Wednesday, January 13, 2010

Sex and the Apron Dress

In a recent post, I noted that there is a wide range of sex-specific folk garments in Northern and Eastern Europe, and many different approaches to what entitles a woman to wear them. Some are assumed upon puberty, others upon betrothal or marriage. Some have to be abandoned if a woman does not conceive and bear children; others are worn into old age.

The one garment worn in the Viking Age that is woman-specific is the apron dress. There is no clear idea to what extent the wearing of an apron dress was limited to females at certain stages in their sexual and reproductive lives. Many Viking reenactors dress their young daughters, even girls still in the toddler stage, in little apron dresses. Is this anywhere close to the actual historic practice? Were apron dresses worn by all females, or were they only donned at puberty? Upon marriage, perhaps?

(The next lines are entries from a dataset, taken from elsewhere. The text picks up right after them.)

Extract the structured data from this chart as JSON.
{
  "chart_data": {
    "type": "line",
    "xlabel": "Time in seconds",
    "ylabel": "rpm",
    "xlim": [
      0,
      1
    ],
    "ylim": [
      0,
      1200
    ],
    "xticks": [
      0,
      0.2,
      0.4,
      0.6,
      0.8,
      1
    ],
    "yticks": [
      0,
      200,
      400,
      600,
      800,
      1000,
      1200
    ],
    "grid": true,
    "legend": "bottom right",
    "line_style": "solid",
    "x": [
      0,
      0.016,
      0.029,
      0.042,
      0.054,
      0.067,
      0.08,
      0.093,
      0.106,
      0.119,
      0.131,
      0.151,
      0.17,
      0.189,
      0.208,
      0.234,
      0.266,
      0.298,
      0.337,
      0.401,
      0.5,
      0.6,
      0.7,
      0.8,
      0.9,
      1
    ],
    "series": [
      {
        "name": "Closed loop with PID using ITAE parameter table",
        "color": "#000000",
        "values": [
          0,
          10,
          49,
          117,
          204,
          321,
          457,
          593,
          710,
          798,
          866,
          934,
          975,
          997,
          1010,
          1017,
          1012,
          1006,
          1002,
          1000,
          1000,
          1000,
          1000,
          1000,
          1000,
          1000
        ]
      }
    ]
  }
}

Did old women and widows cease to wear them?

Is there any way we can come up with an answer to any of those questions that is more than just speculation?

Maybe there is. In Cloth and Clothing in Anglo-Saxon England, Penelope Walton Rogers studied 6th century grave finds in southern England to make an attempt to answer this question with regard to a garment that allegedly shares ancestry with the apron dress, namely, the peplos, which is also a sleeveless overgarment (at least in Northern Europe) held up by paired brooches that is worn by females. Walton Rogers examined graves in which the skeleton had been sexed and ascertain for each sexed grave whether the paired brooches characteristic of the peplos were found. The paired brooches were primarily found in graves of females ranging from early teens to the 40s, suggesting that the peplos was taken up at puberty or thereabouts (perhaps specifically at menarche) and abandoned as the woman aged beyond her child-bearing years (i.e., menopause).

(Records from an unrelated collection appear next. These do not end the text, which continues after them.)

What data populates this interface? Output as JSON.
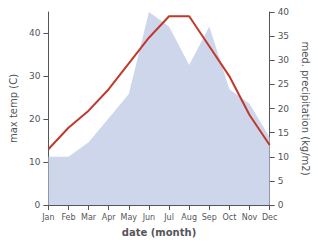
{
  "chart_data": {
    "type": "line",
    "categories": [
      "Jan",
      "Feb",
      "Mar",
      "Apr",
      "May",
      "Jun",
      "Jul",
      "Aug",
      "Sep",
      "Oct",
      "Nov",
      "Dec"
    ],
    "series": [
      {
        "type": "area",
        "color": "#c5cfe8",
        "axis": "y2",
        "values": [
          10,
          10,
          13,
          18,
          23,
          40,
          37,
          29,
          37,
          24,
          21,
          14
        ]
      },
      {
        "type": "line",
        "color": "#c0392b",
        "values": [
          13,
          18,
          22,
          27,
          33,
          39,
          44,
          44,
          37,
          30,
          21,
          14
        ]
      }
    ],
    "xlabel": "date (month)",
    "ylabel": "max temp (C)",
    "y2label": "med. precipitation (kg/m2)",
    "ylim": [
      0,
      45
    ],
    "yticks": [
      0,
      10,
      20,
      30,
      40
    ],
    "y2lim": [
      0,
      40
    ],
    "y2ticks": [
      0,
      5,
      10,
      15,
      20,
      25,
      30,
      35,
      40
    ],
    "grid": false
  }
}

I know of no such study that has been done of Viking women's remains. It would be possible to duplicate Walton Rogers's methodology if a sizable body of excavated graves exists where the jewelry finds have been recorded and the skeletal remains have been sexed on some other basis than the jewelry itself. I should look at the Barshalder study and see what I can track down about the skeletal remains at Birka. It is possible that sex typing was done on some of the graves there; if so, it may be possible to apply Walton Rogers's approach to it and see what there is to be learned.